I have also been deeply influenced by visual imagery through witnessing my mother's painting process as it evolved into abstract expressionism from her earlier imaginational landscapes. Landscape in abstract form has played a strong role in my mother's art all through her life, whether we lived in California, New Mexico, Denmark, or on Long Island, and it has helped us both build a sense of place. She has titled several of her paintings with lines from my poems, such as "your lamp far back between the trees," "I grow wings where no one can see," and "this room is wrinkled with light."
When I started writing poetry at the age of ten, and throughout the next few years, I would bring each poem I finished to my mother to read it to her. To me, it was like a wonderful treasure I had just discovered, and I wanted to share it with her immediately.
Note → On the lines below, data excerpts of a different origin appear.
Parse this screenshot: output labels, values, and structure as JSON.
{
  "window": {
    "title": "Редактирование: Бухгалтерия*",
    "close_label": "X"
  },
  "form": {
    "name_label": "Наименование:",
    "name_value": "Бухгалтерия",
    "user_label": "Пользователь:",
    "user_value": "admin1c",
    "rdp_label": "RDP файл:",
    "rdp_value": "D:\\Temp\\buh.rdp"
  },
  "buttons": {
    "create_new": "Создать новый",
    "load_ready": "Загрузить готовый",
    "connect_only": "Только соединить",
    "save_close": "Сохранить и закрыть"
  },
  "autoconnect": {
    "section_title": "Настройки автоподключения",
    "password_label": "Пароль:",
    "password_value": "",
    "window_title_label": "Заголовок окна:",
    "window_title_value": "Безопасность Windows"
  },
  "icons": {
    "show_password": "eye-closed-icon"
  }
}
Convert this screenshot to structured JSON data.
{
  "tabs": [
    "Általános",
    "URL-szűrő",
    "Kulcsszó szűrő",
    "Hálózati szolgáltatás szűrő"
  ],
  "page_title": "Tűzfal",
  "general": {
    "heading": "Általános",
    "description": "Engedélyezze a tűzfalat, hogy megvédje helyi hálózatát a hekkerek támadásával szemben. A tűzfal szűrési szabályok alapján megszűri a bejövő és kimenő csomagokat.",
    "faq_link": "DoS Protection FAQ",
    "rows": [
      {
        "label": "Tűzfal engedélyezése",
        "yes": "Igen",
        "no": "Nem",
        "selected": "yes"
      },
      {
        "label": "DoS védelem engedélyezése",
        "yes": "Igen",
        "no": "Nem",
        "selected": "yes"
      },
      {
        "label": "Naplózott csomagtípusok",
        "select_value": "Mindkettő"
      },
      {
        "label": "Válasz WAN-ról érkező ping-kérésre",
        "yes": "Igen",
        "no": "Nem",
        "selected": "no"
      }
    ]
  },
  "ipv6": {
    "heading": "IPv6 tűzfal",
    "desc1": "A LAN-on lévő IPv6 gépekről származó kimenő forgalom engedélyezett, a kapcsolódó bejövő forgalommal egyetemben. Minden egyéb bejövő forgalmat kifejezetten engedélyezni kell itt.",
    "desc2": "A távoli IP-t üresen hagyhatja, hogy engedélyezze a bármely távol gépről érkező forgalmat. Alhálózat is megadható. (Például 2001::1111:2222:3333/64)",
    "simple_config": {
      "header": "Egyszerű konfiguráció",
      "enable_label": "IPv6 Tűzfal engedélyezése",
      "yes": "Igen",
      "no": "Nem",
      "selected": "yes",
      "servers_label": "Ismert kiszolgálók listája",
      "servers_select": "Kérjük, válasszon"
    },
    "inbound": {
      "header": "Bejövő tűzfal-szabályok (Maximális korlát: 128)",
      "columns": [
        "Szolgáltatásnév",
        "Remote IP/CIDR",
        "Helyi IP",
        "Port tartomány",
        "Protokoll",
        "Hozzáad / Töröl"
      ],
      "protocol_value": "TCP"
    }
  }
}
She would listen intently and then say, "Read it again ..." It was her responsiveness and delight that planted the seed of inspiration in me to pay attention to those moments when the desire to write a poem would rise up within me, and that would lead to another and then another.
The world of the poem first opened to me through the transformational teaching of Marvin Moss at John Muir Elementary School — an unusual public school, but the time and place was Berkeley in the '60s! Mr. Moss took our fifth-grade class on walks through different neighborhoods where he would teach us about wild edible plants, tell us about reincarnation, and give us lessons in problem solving through intuition rather than logic, even introducing us to Zen koans. On our walks, Mr. Moss would draw our attention to the contrast between nature and civilization, providing me with the inspiration for many of my poems back then. We memorized and recited poems by Emily Dickinson, Robert Frost, and Edna St. Vincent Millay, so that the sound of the poems became a part of us. By writing free-form haiku (ignoring the syllable counts), we experienced the power of the image in all its simplicity and presence. This sense of the image as the core impulse of the poem has remained at the root of my process ever since.
JOURNAL
Assignments from Mr. Moss
November 8, 1966
What a prayer should be:
A prayer should be what you really feel inside, and not memorized. It should ask forgiveness, but not often. It should have simple words and stay off politics or greed. It should thank god, not ask god to thank one of your own kind when you can walk right over to them and say it.